A strange thing happened at that last gig. Those who knew Stevie said he played with a halo of light around him. His guitar tech Rene Martinez remembered him giving everyone a huge hug and telling them how much he loved them. He had an aura about him, like a premonition.

At Stevie’s funeral the mourners included Stevie Wonder and Dr John, who sang "Amazing Grace" and "Ave Maria" while Jackson Browne, Bonnie Raitt, Nile Rodgers, Eric Clapton and ZZ Top wept in the Laurel Land Memorial chapel. Stevie’s marble and bronze headstone simply gave his dates, his name and the inscription that says ‘Thank you… For all the love you passed our way.’
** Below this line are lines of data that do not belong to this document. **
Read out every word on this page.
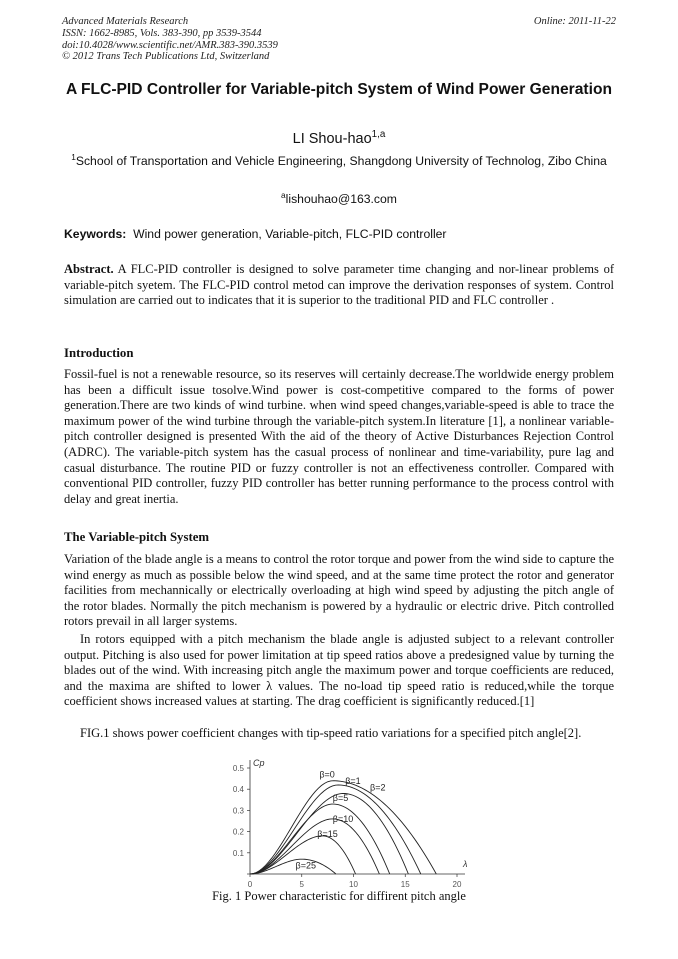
Advanced Materials Research	Online: 2011-11-22
ISSN: 1662-8985, Vols. 383-390, pp 3539-3544
doi:10.4028/www.scientific.net/AMR.383-390.3539
© 2012 Trans Tech Publications Ltd, Switzerland
A FLC-PID Controller for Variable-pitch System of Wind Power Generation
LI Shou-hao$^{1,a}$
$^1$School of Transportation and Vehicle Engineering, Shangdong University of Technolog, Zibo China
$^a$lishouhao@163.com
Keywords: Wind power generation, Variable-pitch, FLC-PID controller
Abstract. A FLC-PID controller is designed to solve parameter time changing and nor-linear problems of variable-pitch syetem. The FLC-PID control metod can improve the derivation responses of system. Control simulation are carried out to indicates that it is superior to the traditional PID and FLC controller .
Introduction
Fossil-fuel is not a renewable resource, so its reserves will certainly decrease.The worldwide energy problem has been a difficult issue tosolve.Wind power is cost-competitive compared to the forms of power generation.There are two kinds of wind turbine. when wind speed changes,variable-speed is able to trace the maximum power of the wind turbine through the variable-pitch system.In literature [1], a nonlinear variable-pitch controller designed is presented With the aid of the theory of Active Disturbances Rejection Control (ADRC). The variable-pitch system has the casual process of nonlinear and time-variability, pure lag and casual disturbance. The routine PID or fuzzy controller is not an effectiveness controller. Compared with conventional PID controller, fuzzy PID controller has better running performance to the process control with delay and great inertia.
The Variable-pitch System
Variation of the blade angle is a means to control the rotor torque and power from the wind side to capture the wind energy as much as possible below the wind speed, and at the same time protect the rotor and generator facilities from mechannically or electrically overloading at high wind speed by adjusting the pitch angle of the rotor blades. Normally the pitch mechanism is powered by a hydraulic or electric drive. Pitch controlled rotors prevail in all larger systems.
In rotors equipped with a pitch mechanism the blade angle is adjusted subject to a relevant controller output. Pitching is also used for power limitation at tip speed ratios above a predesigned value by turning the blades out of the wind. With increasing pitch angle the maximum power and torque coefficients are reduced, and the maxima are shifted to lower λ values. The no-load tip speed ratio is reduced,while the torque coefficient shows increased values at starting. The drag coefficient is significantly reduced.[1]
FIG.1 shows power coefficient changes with tip-speed ratio variations for a specified pitch angle[2].
0	5	10	15	20
0.1
0.2
0.3
0.4
0.5
λ
Cp
β=0
β=1
β=2
β=5
β=10
β=15
β=25
Fig. 1 Power characteristic for diffirent pitch angle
Family Style, Stevie Ray's duet album with Jimmie, appeared in October and entered the charts at number seven. Family Style began a series of posthumous releases that were as popular as the albums Vaughan released during his lifetime. The Sky Is Crying, a collection of studio outtakes compiled by Jimmie, was released in October of 1991; it entered the charts at number ten and went platinum three months after its release. In the Beginning, a recording of a Double Trouble concert in 1980, was released in the fall of 1992 and the compilation Greatest Hits was released in 1995. In 1999, Vaughan's original albums were remastered and reissued, with The Real Deal: Greatest Hits, Vol. 2 also appearing that year. 2000 saw the release of the four-disc box SRV, which concentrated heavily on outtakes, live performances, and rarities.